Because interviewers are overconfident in their intuitions, they will assign too much weight to their personal impressions and too little weight to other sources of information, lowering validity” (My emphasis).  Or  to quote from the British Journal of Medical Practitioners 2009, “As blatant forms of racism become extinguished, particularly in the current climate of political correctness, unconscious racial biases in subtle forms, known as ambivalent or modern racism , are appearing.
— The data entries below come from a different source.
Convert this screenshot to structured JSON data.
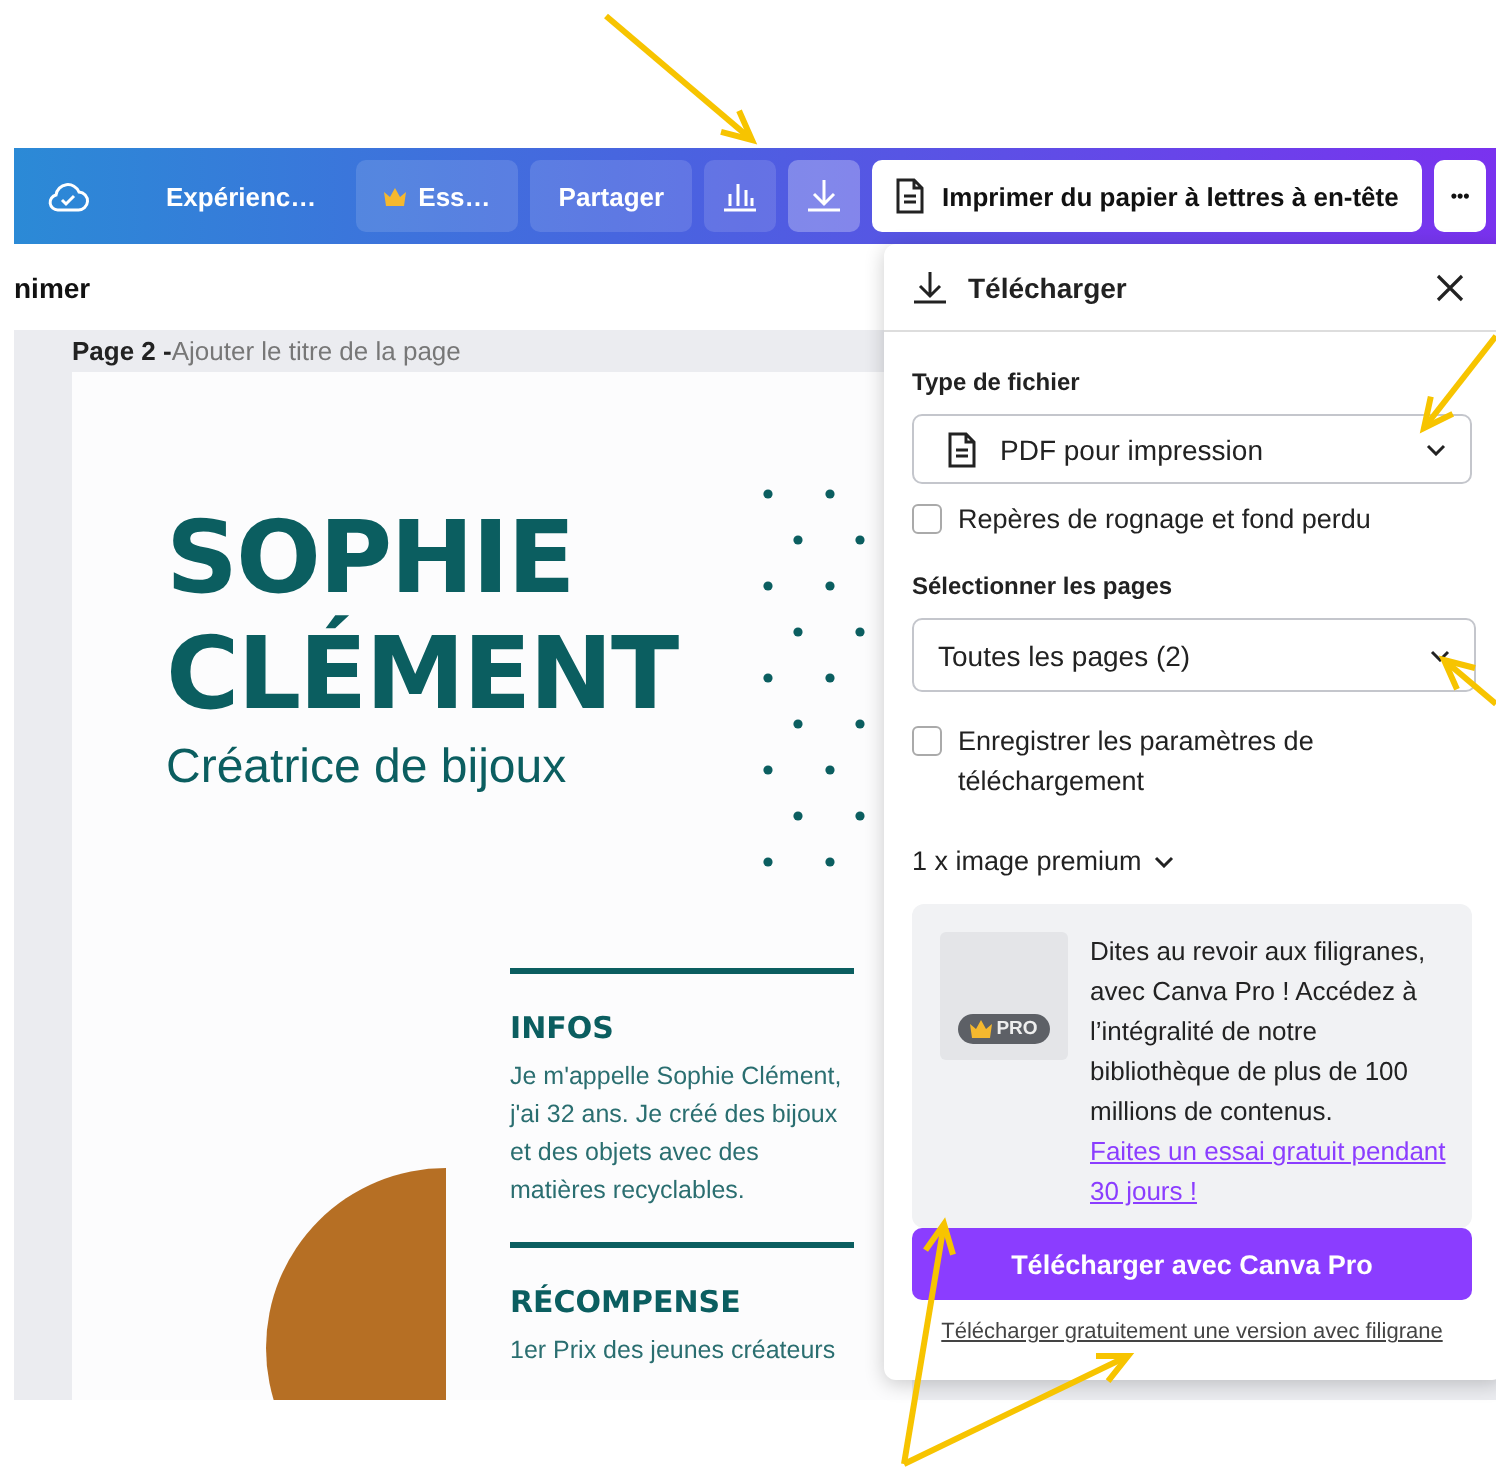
{
  "toolbar": {
    "items": [
      {
        "kind": "sync"
      },
      {
        "kind": "text",
        "label": "Expérienc…"
      },
      {
        "kind": "premium",
        "label": "Ess…"
      },
      {
        "kind": "button",
        "label": "Partager"
      },
      {
        "kind": "chart",
        "selected": false
      },
      {
        "kind": "download",
        "selected": true
      },
      {
        "kind": "print",
        "label": "Imprimer du papier à lettres à en-tête"
      },
      {
        "kind": "more",
        "label": "•••"
      }
    ]
  },
  "subbar": {
    "label": "nimer"
  },
  "canvas": {
    "page_label": "Page 2 - ",
    "page_title_placeholder": "Ajouter le titre de la page",
    "page": {
      "name_lines": [
        "SOPHIE",
        "CLÉMENT"
      ],
      "subtitle": "Créatrice de bijoux",
      "sections": [
        {
          "heading": "INFOS",
          "text": "Je m'appelle Sophie Clément, j'ai 32 ans. Je créé des bijoux et des objets avec des matières recyclables."
        },
        {
          "heading": "RÉCOMPENSE",
          "text": "1er Prix des jeunes créateurs"
        }
      ]
    }
  },
  "download_panel": {
    "title": "Télécharger",
    "file_type": {
      "label": "Type de fichier",
      "value": "PDF pour impression"
    },
    "crop_marks": {
      "label": "Repères de rognage et fond perdu",
      "checked": false
    },
    "pages": {
      "label": "Sélectionner les pages",
      "value": "Toutes les pages (2)"
    },
    "save_settings": {
      "label": "Enregistrer les paramètres de téléchargement",
      "checked": false
    },
    "premium_toggle": "1 x image premium",
    "promo": {
      "badge": "PRO",
      "text": "Dites au revoir aux filigranes, avec Canva Pro ! Accédez à l’intégralité de notre bibliothèque de plus de 100 millions de contenus.",
      "link": "Faites un essai gratuit pendant 30 jours !"
    },
    "primary_button": "Télécharger avec Canva Pro",
    "secondary_link": "Télécharger gratuitement une version avec filigrane"
  }
}
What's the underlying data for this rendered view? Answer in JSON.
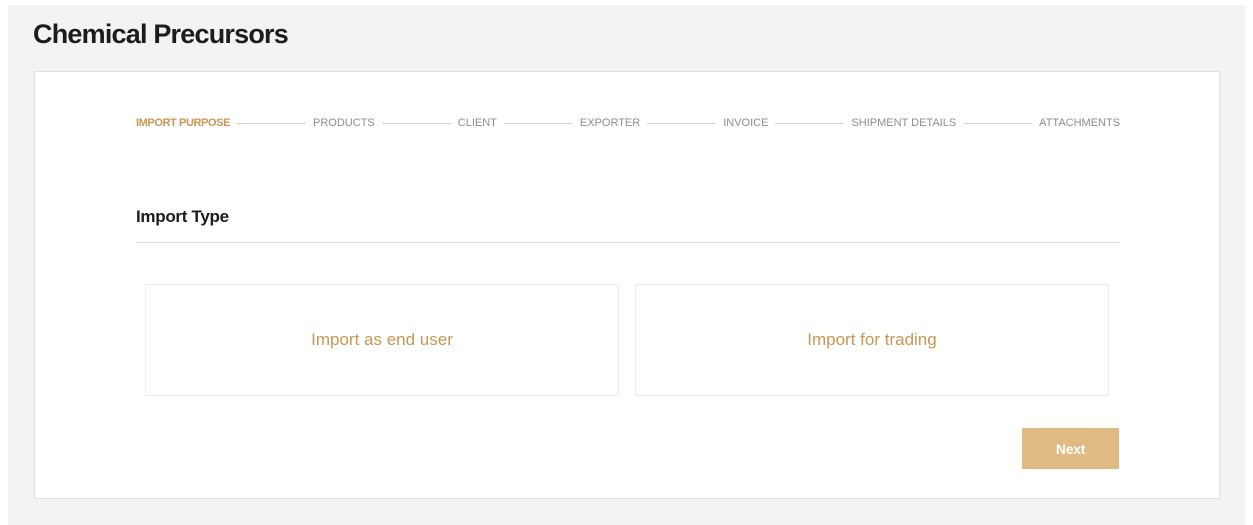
{
  "header": {
    "title": "Chemical Precursors"
  },
  "stepper": {
    "steps": [
      {
        "label": "IMPORT PURPOSE",
        "active": true
      },
      {
        "label": "PRODUCTS",
        "active": false
      },
      {
        "label": "CLIENT",
        "active": false
      },
      {
        "label": "EXPORTER",
        "active": false
      },
      {
        "label": "INVOICE",
        "active": false
      },
      {
        "label": "SHIPMENT DETAILS",
        "active": false
      },
      {
        "label": "ATTACHMENTS",
        "active": false
      }
    ]
  },
  "section": {
    "title": "Import Type"
  },
  "options": [
    {
      "label": "Import as end user"
    },
    {
      "label": "Import for trading"
    }
  ],
  "actions": {
    "next_label": "Next"
  },
  "colors": {
    "accent": "#c99653",
    "button_bg": "#dfbb83",
    "page_bg": "#f4f3f2",
    "inactive_step": "#8e8e8e",
    "title_text": "#1c1c1c"
  }
}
This has been referred to as aversive racism occurring in people who possess strong egalitarian values, and who believe they are not prejudiced, but have negative racial feelings and beliefs that they are unaware of.”  The bottom line is that however hard you try, and the Royal College tries very hard, you cannot ever be sure that you have eliminated subjective bias entirely. So what is the candidate to do? If he or she adopts behaviour likely to reduce subjective bias, then not only has he or she lowered the risk of being effected by any such bias but also  the candidate is likely to be more self confident and thus perform better in the ordinary way. The advice I have given can be summarised as not drawing attention to any characteristic of your behaviour or appearance that may distract from a pure appreciation of your medical skills. In my articles and book, I have cited some examples which are somewhat over-emphasised, simplistic and perhaps brutal. This is deliberate as many candidates are in denial either about how they themselves come across or, at least in my opinion, of the importance of giving consideration to these issues. Some feel that to compromise one’s identity is wrong, and I have great respect for that point of view. I have made suggestions which have helped several hundreds of doctors pass this exam and am making no judgement on the underlying social issues, however important. These were merely some of numerous suggestions cited in an exam revision book to help a doctor reduce subjective (observer) bias and thereby put him or her on equal footing with others so that what is being assessed is his or her consulting skills without any distracting variables.